Aston Martin tenta il “Predestinato”: l’ombra di un 2026 poco prestazionale, Newey come nuovo TP e le rivelazioni di Terruzzi scuotono Maranello. Per Leclerc è pronto un accordo per il 2027?
In una stagione con pochi spunti positivi, in queste ultime la Ferrari si trova coinvolta in voci di mercato sempre più insistenti. Lewis Hamilton ha descritto questo campionato come “l’anno più duro della sua carriera” e Charles Leclerc appare sempre più sconfortato.

Inoltre, le dichiarazioni di Elkann hanno suscitato molte polemiche, spingendo diversi addetti ai lavori a consigliare pubblicamente all’alfiere monegasco di valutare un piano di riserva. La situazione a Maranello risulta quindi critica.
Possibile addio al Cavallino:
Un possibile addio del classe 1997 preoccupa la scuderia italiana e rende ancor più incerto il clima. La voce autorevole di Giorgio Terruzzi si unisce a quella di Leo Turrini che già nel post gara di Las Vegas aveva analizzato la frustrazione interna al team e un futuro terremoto di mercato.
«Leclerc vicinissimo alla Aston Martin per il 2027. Credo che deciderà all’inizio della prossima stagione, una volta annusato il profumo buono o cattivo della Rossa dell’anno prossimo, nelle prime 3-4 gare poi decide», sottolinea il giornalista italiano nel suo podcast.

Negli ultimi mesi, il pilota monegasco ha più volte ribadito che il suo obiettivo principale resta quello di vincere di rosso vestito; un monito che risuona ormai dal 2019, quando il “Predestinato” approdò a Maranello, pieno di entusiasmo e ammirazione nei confronti di una squadra che lo aveva cresciuto e fortemente voluto con sé.
Tuttavia, oggi Charles ha 28 anni e vedere gli altri giovani con cui è cresciuto, Lando Norris su tutti, lottare per un titolo mondiale alimenta un’amarezza sempre più evidente.
Manca la fiducia?:
Questi malumori sono frutto di un’annata deludente, l’ennesima da quando Leclerc veste i colori del Cavallino.
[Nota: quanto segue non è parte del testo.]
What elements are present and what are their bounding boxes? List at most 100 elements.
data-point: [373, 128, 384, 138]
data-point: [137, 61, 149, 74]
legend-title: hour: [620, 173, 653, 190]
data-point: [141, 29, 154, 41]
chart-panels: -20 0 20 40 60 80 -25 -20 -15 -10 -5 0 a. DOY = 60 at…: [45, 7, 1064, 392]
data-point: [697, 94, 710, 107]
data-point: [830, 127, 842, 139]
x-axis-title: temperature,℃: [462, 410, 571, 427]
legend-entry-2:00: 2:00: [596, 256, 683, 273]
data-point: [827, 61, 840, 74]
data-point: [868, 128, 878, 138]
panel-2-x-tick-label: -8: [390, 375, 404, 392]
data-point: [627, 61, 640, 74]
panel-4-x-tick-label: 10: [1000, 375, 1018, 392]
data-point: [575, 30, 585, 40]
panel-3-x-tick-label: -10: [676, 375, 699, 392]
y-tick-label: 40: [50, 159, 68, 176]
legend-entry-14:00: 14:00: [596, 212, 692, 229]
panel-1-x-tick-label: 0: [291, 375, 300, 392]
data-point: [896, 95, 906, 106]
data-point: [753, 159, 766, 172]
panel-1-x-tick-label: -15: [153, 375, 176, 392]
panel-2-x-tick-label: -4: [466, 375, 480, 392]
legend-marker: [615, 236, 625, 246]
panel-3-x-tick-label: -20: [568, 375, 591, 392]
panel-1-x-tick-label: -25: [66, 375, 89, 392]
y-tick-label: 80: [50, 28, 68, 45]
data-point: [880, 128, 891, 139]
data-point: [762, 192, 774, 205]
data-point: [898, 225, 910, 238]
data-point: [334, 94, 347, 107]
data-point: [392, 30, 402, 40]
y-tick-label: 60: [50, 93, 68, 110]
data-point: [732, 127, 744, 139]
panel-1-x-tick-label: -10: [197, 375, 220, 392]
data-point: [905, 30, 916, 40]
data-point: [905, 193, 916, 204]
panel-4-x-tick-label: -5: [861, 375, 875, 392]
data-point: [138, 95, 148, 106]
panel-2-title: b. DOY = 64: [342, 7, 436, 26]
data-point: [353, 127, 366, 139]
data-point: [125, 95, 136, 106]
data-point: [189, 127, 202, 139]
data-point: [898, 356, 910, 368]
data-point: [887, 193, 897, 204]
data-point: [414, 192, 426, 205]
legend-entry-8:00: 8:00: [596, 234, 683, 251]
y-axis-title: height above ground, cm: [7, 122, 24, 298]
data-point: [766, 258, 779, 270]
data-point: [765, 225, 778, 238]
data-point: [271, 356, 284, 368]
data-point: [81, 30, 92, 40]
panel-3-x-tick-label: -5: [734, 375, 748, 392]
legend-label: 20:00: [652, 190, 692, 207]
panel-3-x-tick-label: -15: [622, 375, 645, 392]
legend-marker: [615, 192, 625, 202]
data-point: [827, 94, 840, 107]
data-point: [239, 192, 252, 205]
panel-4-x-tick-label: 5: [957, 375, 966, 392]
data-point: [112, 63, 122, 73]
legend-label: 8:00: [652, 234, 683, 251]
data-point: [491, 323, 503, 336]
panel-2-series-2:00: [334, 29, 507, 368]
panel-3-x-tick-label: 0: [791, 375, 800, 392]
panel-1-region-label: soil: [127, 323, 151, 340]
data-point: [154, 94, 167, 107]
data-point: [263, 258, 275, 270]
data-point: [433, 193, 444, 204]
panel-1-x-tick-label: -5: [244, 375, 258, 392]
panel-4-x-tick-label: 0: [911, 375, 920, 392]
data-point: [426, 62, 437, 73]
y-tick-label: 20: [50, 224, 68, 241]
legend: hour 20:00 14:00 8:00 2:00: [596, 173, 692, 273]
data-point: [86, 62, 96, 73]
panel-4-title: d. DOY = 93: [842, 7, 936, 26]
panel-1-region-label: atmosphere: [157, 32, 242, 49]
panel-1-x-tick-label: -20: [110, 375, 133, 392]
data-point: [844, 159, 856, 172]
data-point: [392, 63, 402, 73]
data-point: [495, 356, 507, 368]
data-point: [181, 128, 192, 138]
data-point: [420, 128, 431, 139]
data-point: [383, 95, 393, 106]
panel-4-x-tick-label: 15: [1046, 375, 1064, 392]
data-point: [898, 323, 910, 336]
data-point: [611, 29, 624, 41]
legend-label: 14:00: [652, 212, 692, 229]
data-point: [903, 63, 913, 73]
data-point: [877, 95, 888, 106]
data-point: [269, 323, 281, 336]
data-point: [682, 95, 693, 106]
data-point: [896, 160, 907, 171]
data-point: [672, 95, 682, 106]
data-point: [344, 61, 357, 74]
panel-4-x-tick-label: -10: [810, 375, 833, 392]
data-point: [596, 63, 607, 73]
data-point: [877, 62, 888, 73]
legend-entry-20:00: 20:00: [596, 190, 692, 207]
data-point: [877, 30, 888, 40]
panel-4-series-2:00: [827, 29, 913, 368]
Le prestazioni sottotono della SF-25 sono sotto gli occhi di tutti dall’inizio di questo campionato ed ora che anche il secondo posto nel mondiale costruttori sembra sfumare di gara in gara, in molti si interrogano sul futuro. Di entrambi gli alfieri
“Leclerc ed Hamilton non ne possono più di una macchina piena di difetti, alla faccia del monito del presidente. La peggior Ferrari secondo Charles, che di colpe non ne può avere e forse non ne ha alcuna”, ha spiegato il giornalista italiano sul Corriere della Sera.

“La Rossa è quarta tra i costruttori, mostra i tratti di un dissesto che mortifica il passato, amareggia il presente e preoccupa il futuro. Viene difficile considerare ancora cieca la fiducia di Charles e pare quasi impossibile rilanciare il “matrimonio del secolo” con Hamilton“, ha raccontato Terruzzi.
Aston Martin si prepara:
Nel frattempo, se a Maranello regna un clima di incertezza, l’Aston Martin prosegue nella sua crescita.
Dopo l’importante ingaggio di uno degli ingegneri più autorevoli del paddock, Adrian Newey, nella giornata di ieri la scuderia britannica ha annunciato che il celebre progettista sarà anche il nuovo Team Principal.

Questo potrebbe rappresentare un’ulteriore spinta per un fatidico cambiamento nella line-up e quindi di un mercato in piena evoluzione?
Il 2026 rappresenta sempre di più una stagione decisiva per la Ferrari e per il rapporto con il suo alfiere. Di certo la crescita degli altri team concorrenti potrebbe far crescere in Leclerc la voglia di riscatto dopo anni altalenanti.
La sensazione è che il tempo delle promesse sia ormai finito: servono fatti, e serviranno presto.